Video Chat & Matching
Matching is a routine-level concept, not experiment-level. Each video-chat routine defines its own matching configuration, meaning a single experiment can include multiple video-chat sessions with different matching strategies and partner assignments.
How matching works
When a participant reaches a matching routine, they enter a Redis-backed waiting room keyed by experiment ID and routine name. The matching routine displays a waiting screen with a live counter showing how many participants are in the queue. The server continuously evaluates the queue against the matching configuration and forms groups when the requirements are met.
Matching strategies
FIFO
First-come-first-served queue matching.

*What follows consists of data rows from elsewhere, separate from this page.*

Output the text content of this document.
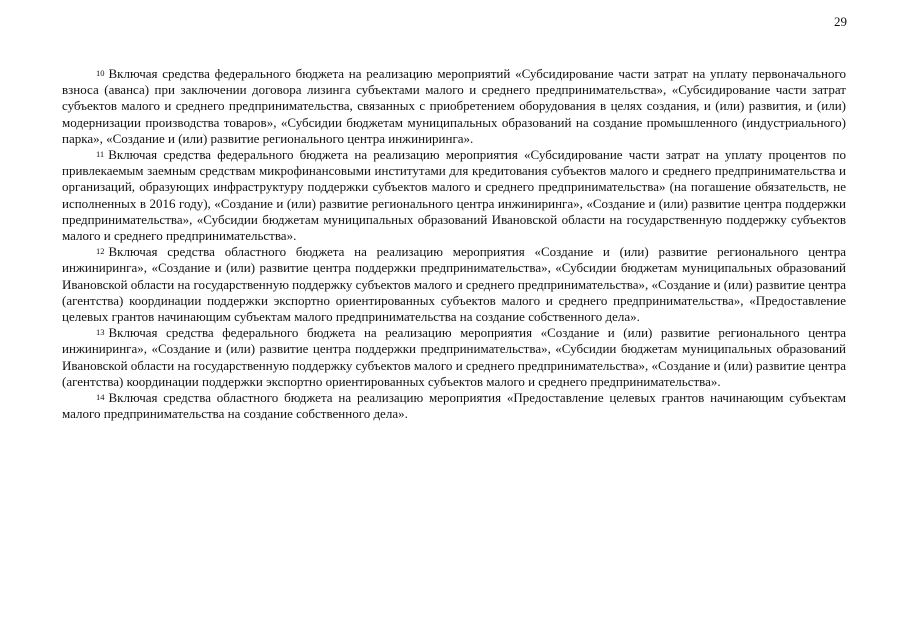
29

$^{10}$ Включая средства федерального бюджета на реализацию мероприятий «Субсидирование части затрат на уплату первоначального взноса (аванса) при заключении договора лизинга субъектами малого и среднего предпринимательства», «Субсидирование части затрат субъектов малого и среднего предпринимательства, связанных с приобретением оборудования в целях создания, и (или) развития, и (или) модернизации производства товаров», «Субсидии бюджетам муниципальных образований на создание промышленного (индустриального) парка», «Создание и (или) развитие регионального центра инжиниринга».

$^{11}$ Включая средства федерального бюджета на реализацию мероприятия «Субсидирование части затрат на уплату процентов по привлекаемым заемным средствам микрофинансовыми институтами для кредитования субъектов малого и среднего предпринимательства и организаций, образующих инфраструктуру поддержки субъектов малого и среднего предпринимательства» (на погашение обязательств, не исполненных в 2016 году), «Создание и (или) развитие регионального центра инжиниринга», «Создание и (или) развитие центра поддержки предпринимательства», «Субсидии бюджетам муниципальных образований Ивановской области на государственную поддержку субъектов малого и среднего предпринимательства».

$^{12}$ Включая средства областного бюджета на реализацию мероприятия «Создание и (или) развитие регионального центра инжиниринга», «Создание и (или) развитие центра поддержки предпринимательства», «Субсидии бюджетам муниципальных образований Ивановской области на государственную поддержку субъектов малого и среднего предпринимательства», «Создание и (или) развитие центра (агентства) координации поддержки экспортно ориентированных субъектов малого и среднего предпринимательства», «Предоставление целевых грантов начинающим субъектам малого предпринимательства на создание собственного дела».

$^{13}$ Включая средства федерального бюджета на реализацию мероприятия «Создание и (или) развитие регионального центра инжиниринга», «Создание и (или) развитие центра поддержки предпринимательства», «Субсидии бюджетам муниципальных образований Ивановской области на государственную поддержку субъектов малого и среднего предпринимательства», «Создание и (или) развитие центра (агентства) координации поддержки экспортно ориентированных субъектов малого и среднего предпринимательства».

$^{14}$ Включая средства областного бюджета на реализацию мероприятия «Предоставление целевых грантов начинающим субъектам малого предпринимательства на создание собственного дела».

Participants are matched in the order they arrive. When enough participants are waiting (as defined by the session size), the server forms a group from the earliest arrivals and moves them into a video-chat session.
Property-Based
Filters participants into named slots based on their properties — such as assigned condition, survey responses, or demographic data. Each slot defines filter criteria that a participant must match. The server only forms a group when every slot is filled by a qualifying participant.
Manual
The experimenter assigns participants to groups manually via the admin dashboard. Participants wait in the queue until the experimenter explicitly creates a match. Used when automated matching logic is insufficient or when the researcher needs direct control over pairings.
Timeouts
Each matching configuration includes a timeout duration. When a participant has been waiting longer than the configured timeout, the system can either continue waiting indefinitely or proceed without a match, depending on the timeout action setting. This prevents participants from being stuck in a waiting room if a match never arrives.
WebRTC connections
Video chat uses native browser WebRTC APIs — no PeerJS or other third-party libraries. Socket.IO relays the signaling messages (SDP offers, SDP answers, and ICE candidates) between peers. Once signaling is complete, media streams flow directly between participant browsers in a peer-to-peer connection.
Multiple Devices
AME supports supplementary devices — a phone or tablet that acts as an additional camera or input controller for the participant. This enables multi-angle video capture and remote interaction without additional hardware.
Connection flow
The participant scans a QR code displayed in the experiment interface to pair their device to the current session. The supplementary device connects via WebRTC, establishing a direct media or data channel with the main experiment browser. No app installation is required — the device opens a web page that handles the connection.
Camera
Streams video from the device's camera (front or rear facing) to be recorded alongside the main webcam. Enables multi-angle capture — for example, recording a participant's face with the webcam and their hands with a phone camera simultaneously.
Controller
Sends input events (taps, gestures) from the device to the experiment, enabling remote control interactions. The phone screen becomes a secondary input surface that participants can use during the experiment.
Multi-capture coordination
The multi-capture element orchestrates recording from all connected sources simultaneously. It manages synchronization of multiple video and audio streams — from the main webcam, supplementary device cameras, and desktop capture — uploading each stream independently with resumable chunked transfers.